Le détournement des flottes de la mer Rouge et du canal de Suez n'a pas eu d'impact significatif sur les activités et les volumes des ports africains, notamment ceux de Lomé (Togo), Pointe-Noire (Congo), Abidjan (Côte d'Ivoire), Durban (Afrique du Sud) et Dar-es-Salam (Tanzanie).
Le commerce dans les pays africains
Un article récent sur le Traité de libre-échange continental africain (AfCFTA) souligne le rôle de la logistique dans la réduction des coûts commerciaux et la facilitation du commerce intrarégional et de l'intégration économique.
Comme le souligne un indicateur tel que l'indice de performance logistique (IPL), les pays situés sur la côte africaine obtiennent de meilleurs résultats que ceux qui n'ont pas de littoral et sont donc confrontés à des défis logistiques plus importants.

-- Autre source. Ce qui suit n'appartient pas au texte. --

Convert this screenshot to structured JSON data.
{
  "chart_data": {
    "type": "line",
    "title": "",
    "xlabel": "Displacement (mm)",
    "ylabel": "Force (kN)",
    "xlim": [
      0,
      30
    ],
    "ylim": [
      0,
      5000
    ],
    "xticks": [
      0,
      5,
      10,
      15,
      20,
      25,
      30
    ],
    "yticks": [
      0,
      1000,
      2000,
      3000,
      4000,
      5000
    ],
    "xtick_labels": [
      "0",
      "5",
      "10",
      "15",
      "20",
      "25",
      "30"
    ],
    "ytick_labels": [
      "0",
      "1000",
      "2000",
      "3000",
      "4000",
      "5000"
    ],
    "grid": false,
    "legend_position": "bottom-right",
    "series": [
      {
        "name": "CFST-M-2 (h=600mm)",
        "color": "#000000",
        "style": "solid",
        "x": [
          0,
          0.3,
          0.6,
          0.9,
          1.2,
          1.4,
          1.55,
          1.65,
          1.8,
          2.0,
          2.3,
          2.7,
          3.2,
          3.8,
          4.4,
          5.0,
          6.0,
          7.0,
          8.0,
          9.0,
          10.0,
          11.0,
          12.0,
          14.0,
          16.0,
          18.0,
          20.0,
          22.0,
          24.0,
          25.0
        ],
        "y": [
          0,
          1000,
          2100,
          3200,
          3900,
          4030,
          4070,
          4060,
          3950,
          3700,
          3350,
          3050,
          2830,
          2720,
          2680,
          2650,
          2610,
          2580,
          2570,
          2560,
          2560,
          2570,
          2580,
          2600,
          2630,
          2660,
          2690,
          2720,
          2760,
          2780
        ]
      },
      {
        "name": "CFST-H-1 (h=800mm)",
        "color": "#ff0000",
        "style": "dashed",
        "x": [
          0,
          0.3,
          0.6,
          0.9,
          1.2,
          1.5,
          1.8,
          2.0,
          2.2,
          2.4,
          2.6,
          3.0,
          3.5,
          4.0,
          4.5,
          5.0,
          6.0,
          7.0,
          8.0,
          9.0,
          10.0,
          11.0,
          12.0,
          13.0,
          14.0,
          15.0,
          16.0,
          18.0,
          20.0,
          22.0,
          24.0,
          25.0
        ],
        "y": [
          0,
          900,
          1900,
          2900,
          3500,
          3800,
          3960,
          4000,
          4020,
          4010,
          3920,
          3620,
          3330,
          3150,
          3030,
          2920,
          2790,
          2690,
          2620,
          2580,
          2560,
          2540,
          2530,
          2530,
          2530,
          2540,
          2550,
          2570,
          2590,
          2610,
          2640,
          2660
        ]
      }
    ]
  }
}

Par exemple, le Sénégal, le Ghana, le Nigeria et la Côte d'Ivoire ont les indices de performance logistique les plus élevés, tandis que les pays enclavés comme le Mali, le Burkina Faso, le Niger et le Tchad ont des données bien pires que ceux-là. En outre, les coûts du commerce peuvent atteindre jusqu'à 3 800 dollars par conteneur pour les pays sans littoral, tandis que pour les pays côtiers, ils oscillent entre 1 500 et 1 800 dollars.
Par conséquent, ces pays souffrent non seulement d'une isolation géographique, mais aussi économique, car leur accès aux marchés internationaux dépend des pays côtiers et, pour cette raison, ils sont vulnérables aux changements dans les routes de transport.
De même, une étude de l'OCDE, publiée en décembre 2024, révèle que la déviation des routes de transit a entraîné une augmentation de plus de 100 % des coûts logistiques par rapport à la route d'avant la crise, ce qui a un impact sur les prix des denrées alimentaires.
Le rapport ajoute que les itinéraires commerciaux alternatifs posent de nouveaux défis, tels que la traversée de régions instables, avec des attaques de groupes djihadistes et criminels, en lien avec le nombre de routiers enlevés sur certaines routes.
Défis des corridors de transport
L'une des principales difficultés est que les infrastructures de transport africaines portent encore les traces de l'ère coloniale et qu'elles ont été conçues pour l'extraction des ressources naturelles, et non pour le développement du commerce intrarégional.
En outre, les frontières héritées de cette époque ont fragmenté les réseaux et créé des terminaux isolés qui ne favorisent pas la connectivité entre les pays voisins. Cela est dû au fait que l'Afrique se concentre sur la connexion de points isolés, mais n'applique pas une véritable logique de réseau intégré.
De plus, le concept de « corridor de transport » n'est pas le même sur tout le continent, car il se limite parfois à une simple infrastructure routière, sans tenir compte des objectifs de développement régional et des dimensions multimodales.
L'infrastructure est également affectée par une approche excessive des nouvelles constructions, alors qu'il existe déjà des réseaux qui peuvent être reconstruits ou entretenus.
C'est pourquoi le projet de façade atlantique proposé par le Maroc peut représenter un point d'inflexion pour l'économie des pays de l'intérieur, qui sont désavantagés par rapport aux autres sur le plan logistique et commercial.